La Communauté, de Tanquerelle et Benoît : la BD d'une tentative d'utopie en Loire-Atlantique

Publié le 03/04/2017 par Patrice Lumeau

68 est encore tout frais dans les mémoires de ces jeunes gens. Nous sommes en 1972. Les idéalistes ne sont pas tous partis tâter de l'utopie au sud, dans les Pyrénées, en Ariège ou Ardèche… La Loire-Atlantique a aussi connu ce mouvement. La Communauté [entretiens], nous entraîne dans le nord du département. Le dessinateur Hervé Tanquerelle, interviewant son beau-père Yann Benoît, l'un des pères fondateurs de la communauté, fait revivre en bande dessinée cette aventure humaine.

Au départ il n'y a pas une volonté politique affirmée. “C'est le lieu qui a fait la communauté et pas les idées”. En effet cette ancienne minoterie brinquebalante, par son potentiel bâti et agricole, allait devenir pour ces jeunes en souffrance de société, le lieu des possibles.

Dans une discussion à bâtons rompus, les auteurs retracent l'installation de la communauté qui revendique un objectif : faire modèle. Vivre en autarcie. Sans patron, en autogestion. Mais rapidement les idéaux se heurtent à un manque de savoir-faire pourtant nécessaire à la survie en milieu rural. Les lapins, les poules, les canards, ça peut encore aller, mais quand il s'agit de tuer le cochon, on fait comment ? La communauté en appelle aux voisins, les paysans.

À aucun moment le lieu n'est précisé. Nous sommes dans la campagne nantaise. Il s'agit bien d'un retour à la terre, version Tanquerelle et Benoît. Nous ne sommes pas dans la fable de Larcenet mais bien dans le documentaire dessiné, tendance Davodeau.

La couverture du premier volume est explicite : deux planètes s'observent. La ruralité et la  communauté. L'une et l'autre se découvrent puis s'apprivoisent. La cave, domaine exclusif des hommes et du vin, devient le lieu de beaucoup de transactions. Les femmes y restent étrangères, cantonnées à la cuisine pour boire le café. “Faudra pas être plus fier !”  La sociabilité se construit  “au cul des barriques” et aussi sur le terrain de foot local. “Hé, amuse pas l' verre”. Autant d'us que les jeunes doivent s'approprier non sans quelques maladresses. Oui ce monde rural a ses valeurs, non on ne travaille pas le jour de la Toussaint ! Pas sûr que les voisins prêtent de sitôt leur tracteur.

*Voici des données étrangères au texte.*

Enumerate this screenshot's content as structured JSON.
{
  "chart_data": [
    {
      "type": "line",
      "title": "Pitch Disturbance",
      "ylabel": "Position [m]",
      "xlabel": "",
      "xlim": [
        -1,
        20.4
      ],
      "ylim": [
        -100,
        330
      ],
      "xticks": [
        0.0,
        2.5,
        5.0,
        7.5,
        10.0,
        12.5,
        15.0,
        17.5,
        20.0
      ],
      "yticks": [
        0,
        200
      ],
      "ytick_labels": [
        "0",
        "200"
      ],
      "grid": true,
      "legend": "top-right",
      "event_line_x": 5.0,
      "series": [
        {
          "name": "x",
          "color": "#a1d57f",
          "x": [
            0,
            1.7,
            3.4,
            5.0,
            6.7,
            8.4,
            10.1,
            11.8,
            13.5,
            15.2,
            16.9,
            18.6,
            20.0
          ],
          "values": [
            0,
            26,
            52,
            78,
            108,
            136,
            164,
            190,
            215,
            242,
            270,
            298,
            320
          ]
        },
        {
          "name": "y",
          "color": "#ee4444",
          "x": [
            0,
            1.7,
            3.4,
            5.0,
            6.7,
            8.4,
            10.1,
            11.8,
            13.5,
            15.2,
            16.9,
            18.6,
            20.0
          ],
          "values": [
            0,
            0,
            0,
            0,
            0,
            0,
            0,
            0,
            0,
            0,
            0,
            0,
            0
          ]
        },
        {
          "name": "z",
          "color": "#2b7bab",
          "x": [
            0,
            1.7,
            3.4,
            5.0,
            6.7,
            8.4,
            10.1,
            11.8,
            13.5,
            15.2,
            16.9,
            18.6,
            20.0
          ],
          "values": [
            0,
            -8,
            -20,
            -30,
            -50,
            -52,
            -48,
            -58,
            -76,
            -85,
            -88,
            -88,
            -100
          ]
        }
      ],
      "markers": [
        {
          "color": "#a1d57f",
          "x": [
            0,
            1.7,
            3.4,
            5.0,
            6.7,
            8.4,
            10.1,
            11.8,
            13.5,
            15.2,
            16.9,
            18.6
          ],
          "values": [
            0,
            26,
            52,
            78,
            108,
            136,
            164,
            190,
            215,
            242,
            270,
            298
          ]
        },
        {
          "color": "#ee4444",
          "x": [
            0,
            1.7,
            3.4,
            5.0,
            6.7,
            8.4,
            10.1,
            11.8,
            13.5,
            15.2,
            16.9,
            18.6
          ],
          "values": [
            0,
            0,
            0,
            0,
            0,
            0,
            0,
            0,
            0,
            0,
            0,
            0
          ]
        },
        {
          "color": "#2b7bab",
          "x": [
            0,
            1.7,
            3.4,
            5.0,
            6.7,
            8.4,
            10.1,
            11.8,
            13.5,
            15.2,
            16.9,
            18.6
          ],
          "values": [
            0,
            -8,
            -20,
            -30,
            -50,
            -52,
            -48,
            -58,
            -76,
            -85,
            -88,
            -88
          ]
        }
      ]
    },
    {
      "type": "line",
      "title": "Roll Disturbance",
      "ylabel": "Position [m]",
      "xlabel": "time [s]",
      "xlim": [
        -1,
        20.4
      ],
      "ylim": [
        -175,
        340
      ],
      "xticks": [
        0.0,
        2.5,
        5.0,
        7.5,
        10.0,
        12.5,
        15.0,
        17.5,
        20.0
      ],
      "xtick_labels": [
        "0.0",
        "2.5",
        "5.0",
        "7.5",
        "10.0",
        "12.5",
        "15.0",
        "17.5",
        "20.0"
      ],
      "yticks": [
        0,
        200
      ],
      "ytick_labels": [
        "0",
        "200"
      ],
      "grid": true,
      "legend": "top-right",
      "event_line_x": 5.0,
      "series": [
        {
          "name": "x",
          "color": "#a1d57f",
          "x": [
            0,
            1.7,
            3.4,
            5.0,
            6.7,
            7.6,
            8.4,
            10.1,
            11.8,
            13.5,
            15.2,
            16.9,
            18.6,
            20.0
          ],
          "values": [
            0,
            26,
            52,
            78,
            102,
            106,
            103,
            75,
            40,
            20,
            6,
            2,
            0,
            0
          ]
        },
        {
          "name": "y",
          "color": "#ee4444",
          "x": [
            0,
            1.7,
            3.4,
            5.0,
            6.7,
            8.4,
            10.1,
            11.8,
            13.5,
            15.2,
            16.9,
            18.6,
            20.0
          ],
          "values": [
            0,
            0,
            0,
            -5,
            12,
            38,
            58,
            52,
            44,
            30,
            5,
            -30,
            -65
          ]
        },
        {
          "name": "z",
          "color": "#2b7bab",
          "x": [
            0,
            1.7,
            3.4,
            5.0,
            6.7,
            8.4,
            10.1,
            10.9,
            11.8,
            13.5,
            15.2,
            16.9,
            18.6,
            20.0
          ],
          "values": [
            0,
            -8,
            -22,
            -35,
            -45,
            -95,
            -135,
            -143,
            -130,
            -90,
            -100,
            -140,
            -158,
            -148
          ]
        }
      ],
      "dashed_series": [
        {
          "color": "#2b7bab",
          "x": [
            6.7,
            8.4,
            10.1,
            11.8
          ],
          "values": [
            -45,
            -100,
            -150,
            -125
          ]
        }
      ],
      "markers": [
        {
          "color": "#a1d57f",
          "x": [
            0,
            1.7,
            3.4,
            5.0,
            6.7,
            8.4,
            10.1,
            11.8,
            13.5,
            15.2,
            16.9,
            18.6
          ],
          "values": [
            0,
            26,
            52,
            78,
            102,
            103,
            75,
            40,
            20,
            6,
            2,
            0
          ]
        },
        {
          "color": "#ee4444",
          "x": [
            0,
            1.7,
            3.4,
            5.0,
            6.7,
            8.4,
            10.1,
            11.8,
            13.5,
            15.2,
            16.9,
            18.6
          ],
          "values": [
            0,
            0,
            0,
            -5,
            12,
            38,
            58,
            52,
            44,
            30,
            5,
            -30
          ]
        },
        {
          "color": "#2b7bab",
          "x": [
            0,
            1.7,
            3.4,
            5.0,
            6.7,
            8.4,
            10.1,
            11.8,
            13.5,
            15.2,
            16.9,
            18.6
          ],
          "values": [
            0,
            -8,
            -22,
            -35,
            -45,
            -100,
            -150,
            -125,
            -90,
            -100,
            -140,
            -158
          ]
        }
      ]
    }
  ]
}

La force de cette BD tient dans la manière très réussie de restituer la vie communautaire : les discussions du vendredi soir, les fêtes, les règles et, bien sûr, les conflits. Le sérieux de la communauté laborieuse est la caution brandie à la face du monde. Au fronton de la Minoterie on aurait pu graver la devise “Travail, vie entière”. Ici, on se situe en marge du mouvement hippie, pas de drogue (hormis celles légales, le tabac et l'alcool), pas de révolution sexuelle (au début tout au moins) et peu de rock'n'roll (prime la chanson française à texte). 

Le dessinateur et l'interviewé se baladent dans l'histoire avec une grande fantaisie. Ce procédé narratif, où les auteurs évoluent dans la case dessinée, crée à la fois une distanciation et une forte implication tout en sensibilité. Arrivent les années 8o. La communauté petit à petit se fait rattraper par le vent de l'individualisme, implicitement lié au libéralisme ambiant. Alors qu'économiquement, enfin, cette entreprise humaine respire (l'artisanat est devenu Scop), les individus commencent à étouffer. Les rapports humains se dégradent.

Jamais les auteurs ne tombent dans le cliché. Tanquerelle parsème judicieusement son dessin noir et blanc de quelques vignettes au lavis, photos d'un temps révolu. Ces rares instantanés surgissent avec force pour évoquer la vie communautaire et toute son humanité.

De nos jours la communauté n'existe plus. L'artisanat développé par ces barbus et chevelus perdure ailleurs, dans une florissante entreprise de jouets, doudous, et autres cadeaux de naissance.

Au début du livre, les entretiens se déroulent dans la cuisine chez François, dans ce hameau qui a vu naître et mourir la communauté. Si vous passez par la campagne de Saffré, vous ne pourrez plus voir la minoterie qui a brûlé en 1988, mais vous pourrez faire une halte dans ce hameau, le Moulin Roty. Au 10, se trouve un lieu dédié à l'art, François en est directeur artistique.

 

Yann Benoît et Hervé Tanquerelle. Dessin d'Hervé Tanquerelle. La Communauté [entretiens],  Futuropolis, 368 pages, 17x22,5 cm. 30 €. ISBN : 9782754803960
Les deux volumes de La Communauté, initialement parus en 2008 et 2010 ont ensuite été réunis sous un format intégral.